Light it up?

The debate whether or not to install lights onto Arnold Field continues into the 2020-21 school year.

Arnold Field, named after General Henry Harley “Hap” Arnold in 1950, has remained without permanent lights for its entire existence. | Graphic by Emmi Wu ’23/Staff

Driving around LM nowadays means seeing signs debating whether or not lights should be built on Arnold Field. While there is opposition to the idea, the mystic of the high school “Friday Night Lights” game may soon become a reality for LM students. The district has been trying to execute a plan for the addition of lights for safe participation in sports after daylight since the end of 2019. But a separate goal behind installing lights onto Arnold Field is to assist in moving back high school start time as it would provide additional flexibility for scheduling after-school athletics and other activities. The overall idea, however, is becoming more and more polarizing throughout LM.

Proposals to delay school start times for LMSD high schoolers must also consider the logistics of sports and other after-school activities. Amy Buckman, the LMSD Director of School and Community Relations, says that in response to a new start time plan, “the Lower Merion School Board of Directors approved the submission of an application to the Township to install lighting on Arnold Field.” While no final decisions or timelines for installation have been formally announced, it is essential to any consideration of a fully-implemented later school start time.
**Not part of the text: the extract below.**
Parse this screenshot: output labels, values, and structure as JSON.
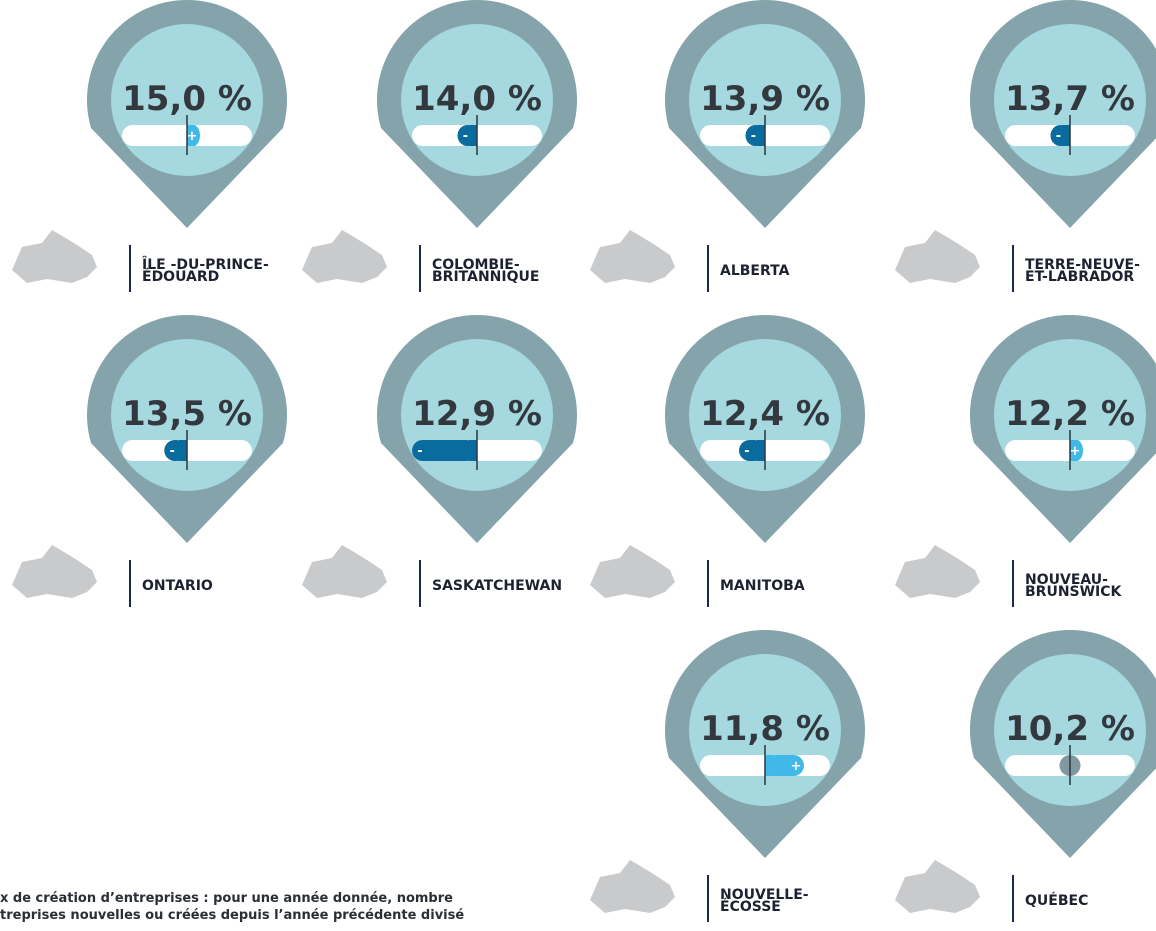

Buckman notes: “the installation of lights will allow teams to use the field for games and practices later on fall evenings, which will be necessary if high schools have a later start time.”

In adding lighting to Arnold Field, LM students could possibly gain an extra hour of sleep, as it would cover one of the areas preventing a switch in start times. By constructing lights on Arnold Field, scheduling games will not be confined to the daylight hours to avoid evening darkness. As a result of this added flexibility, sports games and practices could then be postponed to later times. The possibility of lights is popular among many students, including Sarem Khan ’24, who also happens to live near Arnold Field. He believes, “teams can practice and host games on the turf more often since there will be a longer period of time in which the field can be used since they won’t have to worry about the sun going down.” When playing sports for LM in the late fall, every practice feels like a race against the closing hours of daylight. If lights are installed onto Arnold Field, this would mean later times for going to bed, waking up the next morning, and, ultimately, catching the bus to head off to school.

And while this would mean that certain sports teams could be able to play games at night, not all are in favor of the proposal. Around many parts of LM—particularly the area close to the field itself—there are numerous signs that all read, “NO lights on Arnold Field.” For residents, the installation of lights could lead to students hanging around LM at later hours, an idea not that favorable to many. This apparent loitering could also cause heightened noise during those later hours.

However, not every resident who lives in this area is concerned about that possibility, and some are certainly in favor of an installation. Many see the overall benefits for both LM’s athletic programs and the overall LM student population in installing these lights. In fact, there are almost an equal number of signs throughout LM (and even near Arnold Field) that plead, “Let Lower Merion High School Athletes Shine.” And while debate could continue for months — or even years — into the future, one fact remains abundantly clear: an installation of lights onto Arnold Field will ultimately result in a great number of changes for both LM and the community at-large.